De plus, tous les devis et rapports de l'enquête sont présentés bruts, hors aides, ce qui biaise la perception de l'impact économique réel du projet, selon l'UFC-Que choisir.
"Les consommateurs n'ont pas les cartes en main pour choisir les rénovations les plus efficaces à moindre coût", constate Alain Bazot.
Une formation RGE caricaturale
Les difficultés rencontrées s'expliquent pour l'UFC-Que choisir par différents points : tout d'abord, concernant les indépendants, l'association estime que la filière est inadaptée à une évaluation globale car les entreprises s'avèrent hyperspécialisées, de petite taille et non enclines à nouer des partenariats pour mieux répondre à l'offre.

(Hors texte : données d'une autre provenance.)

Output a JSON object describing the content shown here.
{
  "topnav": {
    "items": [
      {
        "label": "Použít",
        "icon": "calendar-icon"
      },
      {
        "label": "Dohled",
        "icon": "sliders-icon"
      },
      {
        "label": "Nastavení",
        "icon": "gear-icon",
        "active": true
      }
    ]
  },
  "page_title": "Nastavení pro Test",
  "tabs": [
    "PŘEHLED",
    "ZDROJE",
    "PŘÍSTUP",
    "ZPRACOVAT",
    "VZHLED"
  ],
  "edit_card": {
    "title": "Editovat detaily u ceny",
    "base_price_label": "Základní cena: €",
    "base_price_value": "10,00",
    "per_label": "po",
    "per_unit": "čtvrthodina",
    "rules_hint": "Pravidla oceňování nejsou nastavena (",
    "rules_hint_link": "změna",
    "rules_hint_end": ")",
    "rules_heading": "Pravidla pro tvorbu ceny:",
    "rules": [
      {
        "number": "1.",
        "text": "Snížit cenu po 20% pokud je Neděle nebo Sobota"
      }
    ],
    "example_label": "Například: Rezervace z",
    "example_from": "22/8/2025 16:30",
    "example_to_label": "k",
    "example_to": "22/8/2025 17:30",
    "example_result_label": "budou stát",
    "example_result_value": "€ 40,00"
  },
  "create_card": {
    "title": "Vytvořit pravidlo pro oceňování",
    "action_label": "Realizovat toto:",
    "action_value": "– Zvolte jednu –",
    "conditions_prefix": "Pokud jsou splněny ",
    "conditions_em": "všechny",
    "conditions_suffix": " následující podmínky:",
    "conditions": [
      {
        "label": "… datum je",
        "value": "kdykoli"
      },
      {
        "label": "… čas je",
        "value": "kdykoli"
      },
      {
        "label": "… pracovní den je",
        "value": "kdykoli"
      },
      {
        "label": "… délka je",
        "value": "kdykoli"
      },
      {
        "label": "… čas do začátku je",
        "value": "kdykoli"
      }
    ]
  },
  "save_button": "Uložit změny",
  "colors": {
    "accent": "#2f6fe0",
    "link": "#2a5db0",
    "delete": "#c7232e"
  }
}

"La formation RGE est caricaturale : trop théorique, trop courte avec un seul hypothétique contrôle lors de la période de certification de quatre ans", affirme Nicolas Mouchnino.
Le constat est aussi sévère du coté des partenaires EDF et GDF-Suez : l'association pointe un manque de formation et de contrôle à la fois pour l'évaluation mais également le conseil au financement.
"Les professionnels ne sont pas responsabilisés : comme les allégations sur les économies d'énergie se font à l'oral, le consommateur ne peut pas se retourner contre l'entreprise en cas de non atteinte de la performance", développe Nicolas Mouchnino.
Ce dernier met également en cause l'obligation de moyens et non de résultats : selon lui, l'absence de conditionnalité des aides à la performance n'encouragent pas les ménages comme les professionnels à aller jusqu'au bout de la démarche.